Thursday, March 13, 2014

U.S. Forest Service studies peatlands...in Peru

Peru’s tropical forests hold large amounts of carbon — but in such peatlands as this one, twice as much carbon could be stored in the flooded soil as in the trees above, Bhomia said. Because Peru has no comprehensive studies of its wetlands, however, no one knows how extensive the peatlands are or how much carbon they store, according to CIFOR scientist Kristell Hergoualc’h. As a result, when a swamp is drained for logging, agriculture or development, the amount of carbon dioxide emitted — calculated based on the trees that are cut — could be underestimated, because it does not include the emissions from peat.

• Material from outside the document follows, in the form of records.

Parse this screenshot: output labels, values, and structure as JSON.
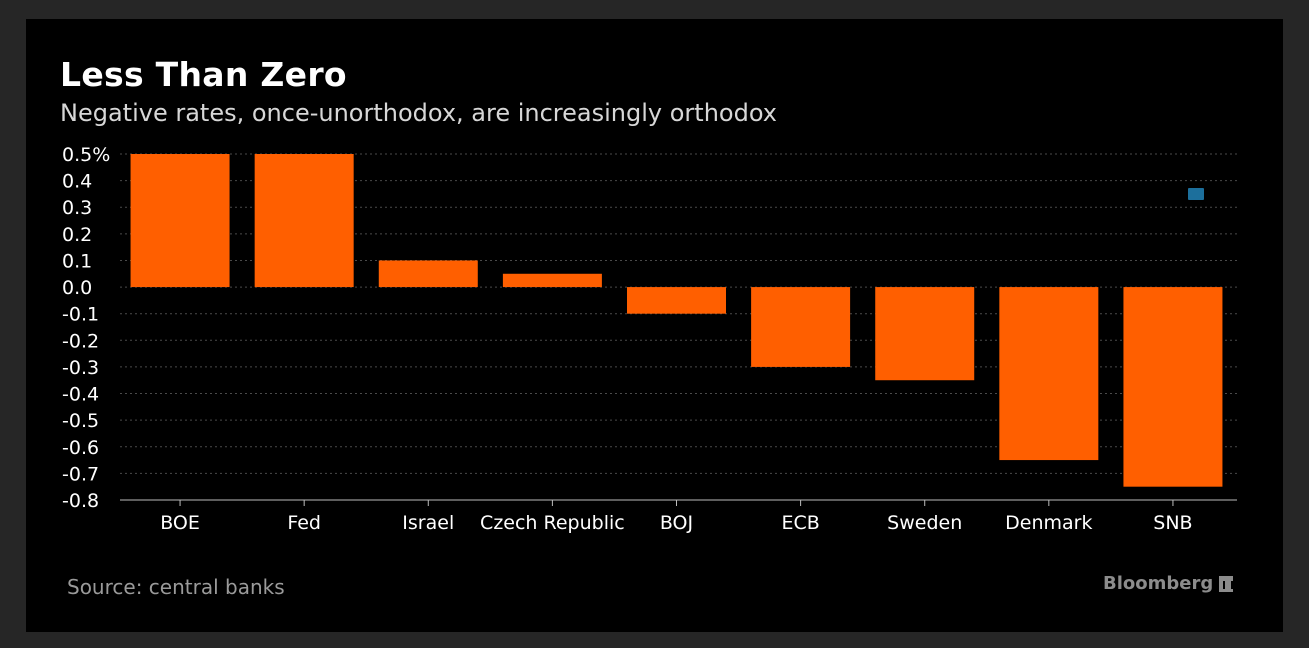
{
  "header": {
    "title": "Less Than Zero",
    "subtitle": "Negative rates, once-unorthodox, are increasingly orthodox"
  },
  "footer": {
    "source": "Source: central banks",
    "brand": "Bloomberg"
  },
  "colors": {
    "background": "#000000",
    "outer_background": "#262626",
    "bar": "#ff5f00",
    "gridline": "#4a4a4a",
    "text": "#ffffff"
  },
  "chart_data": {
    "type": "bar",
    "categories": [
      "BOE",
      "Fed",
      "Israel",
      "Czech Republic",
      "BOJ",
      "ECB",
      "Sweden",
      "Denmark",
      "SNB"
    ],
    "values": [
      0.5,
      0.5,
      0.1,
      0.05,
      -0.1,
      -0.3,
      -0.35,
      -0.65,
      -0.75
    ],
    "ylim": [
      -0.8,
      0.5
    ],
    "yticks": [
      0.5,
      0.4,
      0.3,
      0.2,
      0.1,
      0.0,
      -0.1,
      -0.2,
      -0.3,
      -0.4,
      -0.5,
      -0.6,
      -0.7,
      -0.8
    ],
    "ytick_labels": [
      "0.5%",
      "0.4",
      "0.3",
      "0.2",
      "0.1",
      "0.0",
      "-0.1",
      "-0.2",
      "-0.3",
      "-0.4",
      "-0.5",
      "-0.6",
      "-0.7",
      "-0.8"
    ],
    "grid": true,
    "legend": "none"
  }
}
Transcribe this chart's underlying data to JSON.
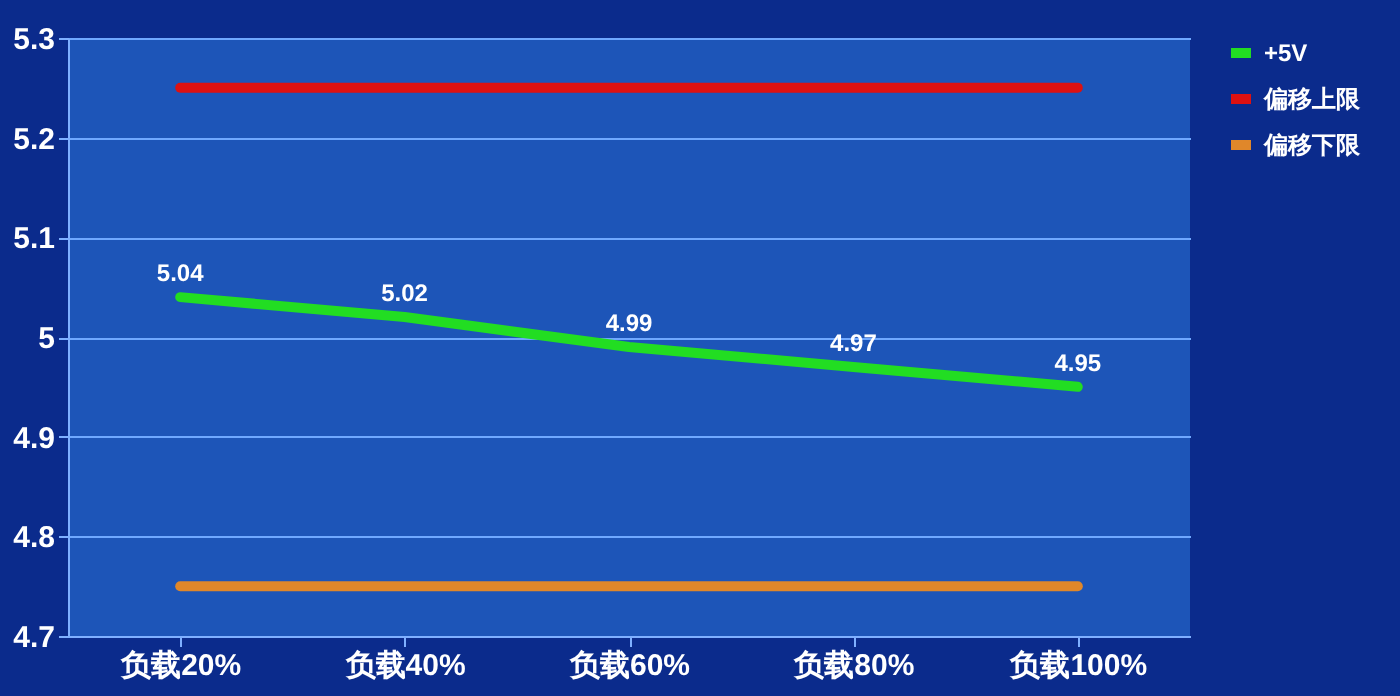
{
  "chart_data": {
    "type": "line",
    "categories": [
      "负载20%",
      "负载40%",
      "负载60%",
      "负载80%",
      "负载100%"
    ],
    "series": [
      {
        "name": "+5V",
        "color": "#22dd22",
        "values": [
          5.04,
          5.02,
          4.99,
          4.97,
          4.95
        ],
        "value_labels": [
          "5.04",
          "5.02",
          "4.99",
          "4.97",
          "4.95"
        ]
      },
      {
        "name": "偏移上限",
        "color": "#dd1111",
        "values": [
          5.25,
          5.25,
          5.25,
          5.25,
          5.25
        ]
      },
      {
        "name": "偏移下限",
        "color": "#e0872a",
        "values": [
          4.75,
          4.75,
          4.75,
          4.75,
          4.75
        ]
      }
    ],
    "ylim": [
      4.7,
      5.3
    ],
    "yticks": [
      4.7,
      4.8,
      4.9,
      5,
      5.1,
      5.2,
      5.3
    ],
    "grid": "y",
    "legend": "right",
    "marker": "none",
    "line_style": "solid"
  }
}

This may affect both the greenhouse gas emission reports that Peru must file with international agencies as well as the compensation it could receive for REDD+ (Reducing Emissions from Deforestation and forest Degradation) implementation, Hergoualc’h said. The work she is doing with Bhomia and other researchers as part of the Sustainable Wetlands Adaptation and Mitigation Program (SWAMP) — a collaboration involving CIFOR, the U.S. Forest Service and the Peruvian Amazon Research Institute (Instituto de Investigaciones de la Amazonía Peruana, or IIAP) — aims to fill this information gap.